Can't happen. All transfers and postings are strictly doled out by panels of career DOS officials. The political side can't penetrate that system. Punishment and reward within the DOS is 100% controlled by DOS career officers.
LOL!
Yes, let's start sending them to mandatory Outward Bound type "leadership and teamwork seminars" in Alaska.
Surplus Army tents, ponchos, a box of matches, old army blankets. Each food cache is a day's hike through the forest and mountains.
"You wanna be in the State Department???"
Lots of combat veteran junior and field grade officers would enjoy making the transition to State.
"All hiring, firing, transferring, and promoting is handled not by the Secretary, but by panels comprised of members of the Foreign Service. The Secretary of State isnt even able to fire a convicted felon..."
If this is true, is this caused by an act of Congress or custom. If an act of Congress, this is an intrusion into the Executive branch which is probably against the Constitution. If a custom, then it needs to be changed.
Firing civil service workers for political purposes is against the law. Most of the state department employees are career civil service employees and therefore immune to being fired.
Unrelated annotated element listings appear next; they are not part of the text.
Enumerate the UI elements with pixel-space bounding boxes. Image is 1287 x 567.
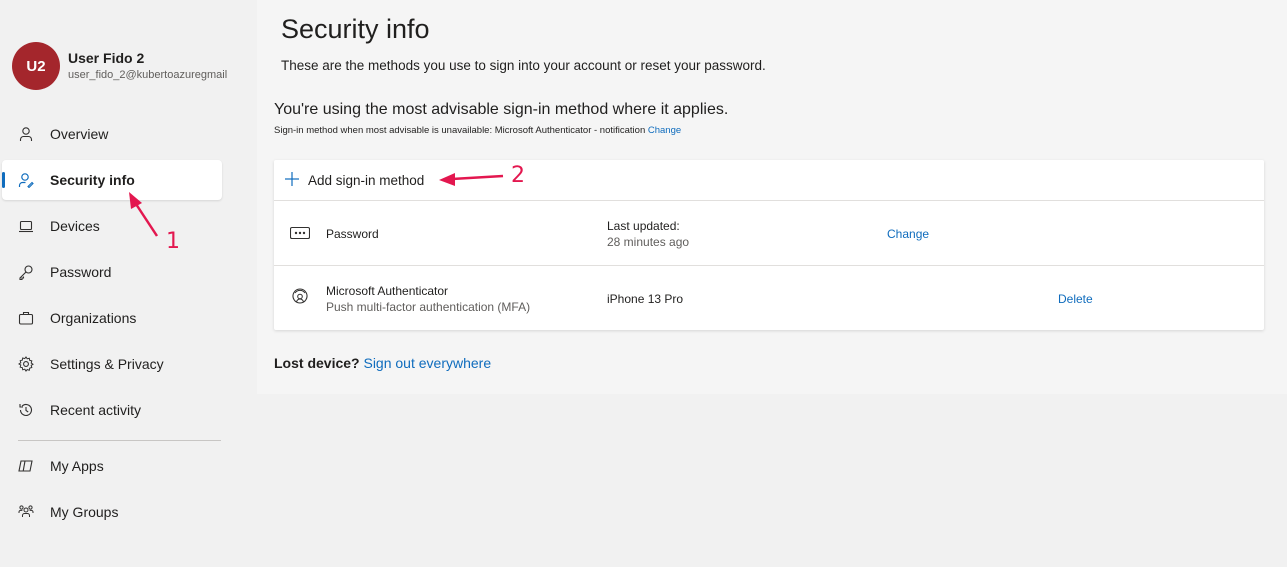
annotation-arrow-2 [439,173,504,186]
annotation-arrow-1 [129,192,159,237]
annotation-arrows [129,173,504,237]
annotation-step-1: 1 [166,229,180,254]
annotation-step-2: 2 [511,163,525,188]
What a Sec. of State should be able to do to recalcitrant employees who refuse to support the foreign policy of ANY administration is to reassign them. Moving a bureaucrat from a cushy Washington post or a glamor Ambassadorship to a post in Faroutahereistan should serve pour encourager les autres.
The Congress violated the Separation of Powers principle when they usurped executive authority to hire and fire with the Civil Service Code.
I like it. Heck, there are people who PAY for that kind of treatment (usually liberals, conservatives just go do it), so I'm certain our DOS patriots would be more than glad to participate without pay!
Tell them that military field grade and junior officers will also be invited, and their continued careers at State will depend on their performance.
The problem with the State Dept. is they value "stability" above all.